The first part of your algorithm is counting the characters - this is just generating keys to sort by.
If you know that you are only using alphabetical characers [A-Za-z ]* then you could optimize your algorithm by reducing the number of buckets used, but this is only a minor tweak.
The second part is just a stable sort - there are many ways of doing this - the wikipedia page on sorting gives a good summary. If you are only interested in the character that occurs least, then the ("Phase 2") method you describe is probably as efficient as you can get.

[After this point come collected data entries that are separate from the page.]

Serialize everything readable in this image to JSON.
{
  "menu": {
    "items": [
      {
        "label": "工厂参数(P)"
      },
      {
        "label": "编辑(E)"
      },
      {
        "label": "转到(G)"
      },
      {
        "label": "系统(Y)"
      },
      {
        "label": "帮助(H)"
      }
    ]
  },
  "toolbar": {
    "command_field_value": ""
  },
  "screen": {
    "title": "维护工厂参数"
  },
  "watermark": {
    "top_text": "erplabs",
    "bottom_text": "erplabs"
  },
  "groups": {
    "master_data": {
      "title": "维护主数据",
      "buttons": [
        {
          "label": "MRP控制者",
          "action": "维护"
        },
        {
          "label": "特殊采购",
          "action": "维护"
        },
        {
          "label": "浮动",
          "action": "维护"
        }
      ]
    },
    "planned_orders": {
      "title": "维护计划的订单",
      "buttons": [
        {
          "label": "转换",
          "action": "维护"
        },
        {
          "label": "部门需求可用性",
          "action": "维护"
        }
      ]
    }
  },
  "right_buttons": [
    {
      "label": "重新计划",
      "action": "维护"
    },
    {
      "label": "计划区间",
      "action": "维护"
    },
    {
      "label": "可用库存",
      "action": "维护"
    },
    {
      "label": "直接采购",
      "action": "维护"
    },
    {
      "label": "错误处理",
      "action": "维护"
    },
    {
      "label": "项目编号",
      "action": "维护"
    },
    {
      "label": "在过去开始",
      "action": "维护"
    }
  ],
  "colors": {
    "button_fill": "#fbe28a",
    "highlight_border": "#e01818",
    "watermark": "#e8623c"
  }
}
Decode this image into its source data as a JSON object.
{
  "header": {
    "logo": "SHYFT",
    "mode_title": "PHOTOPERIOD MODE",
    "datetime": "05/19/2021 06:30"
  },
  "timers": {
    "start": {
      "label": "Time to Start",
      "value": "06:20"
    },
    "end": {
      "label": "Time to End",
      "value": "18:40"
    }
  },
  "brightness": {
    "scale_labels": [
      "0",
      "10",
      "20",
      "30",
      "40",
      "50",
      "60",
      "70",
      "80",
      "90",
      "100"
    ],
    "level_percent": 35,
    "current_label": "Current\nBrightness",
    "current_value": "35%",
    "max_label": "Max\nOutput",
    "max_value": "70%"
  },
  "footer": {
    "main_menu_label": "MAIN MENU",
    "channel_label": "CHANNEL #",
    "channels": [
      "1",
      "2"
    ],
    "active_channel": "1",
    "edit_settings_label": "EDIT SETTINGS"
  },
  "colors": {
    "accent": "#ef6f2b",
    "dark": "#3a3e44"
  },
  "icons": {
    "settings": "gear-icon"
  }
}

The only other way I can think of improving this is if you can split your letters in to a fixed number of buckets (say, 16) evenly across the character range, and then recursing on each bucket. Any buckets with no characters can be thrown away, saving some time in the scanning/sorting phase. Similarly if a bucket has one character then it is done. You also want to make sure that you only split a bucket into 16 more when you know that there is more than one different character in it.
Using the word test as an example (assuming 4 buckets and only lower case characters:
- generate 4 buckets (A-G, H-M, N-T, U-Z)
- split the word test:
- A-G: e,
- N-T: tst
- recurse to the other buckets - (A-G has one character - this must be the least so we can stop
- If this wasn't the case (As for the word "testes"), we can see H-M and U-Z are empty, so we would only need to check N-T (which would contain tsts).
- We create 4 buckets (N-O, P-Q, R-S and T).
- Split up the letters
The advantage of this method is that we have not had to scan every letter. If the character range is the same size, then both these methods are at best O(n) where n is the length of the string (this is inevitable since we always have to look at every character), although constructing the lists of characters in my example may make the algorithm as bad as O(n^2). However as the character range increases, especially for short strings, using sub buckets will greatly increase the performance. For a unicode string you could use a hybrid approach - for example seperating all the non-ascii characters in the first phase, and using your simpler method for the ascii portion.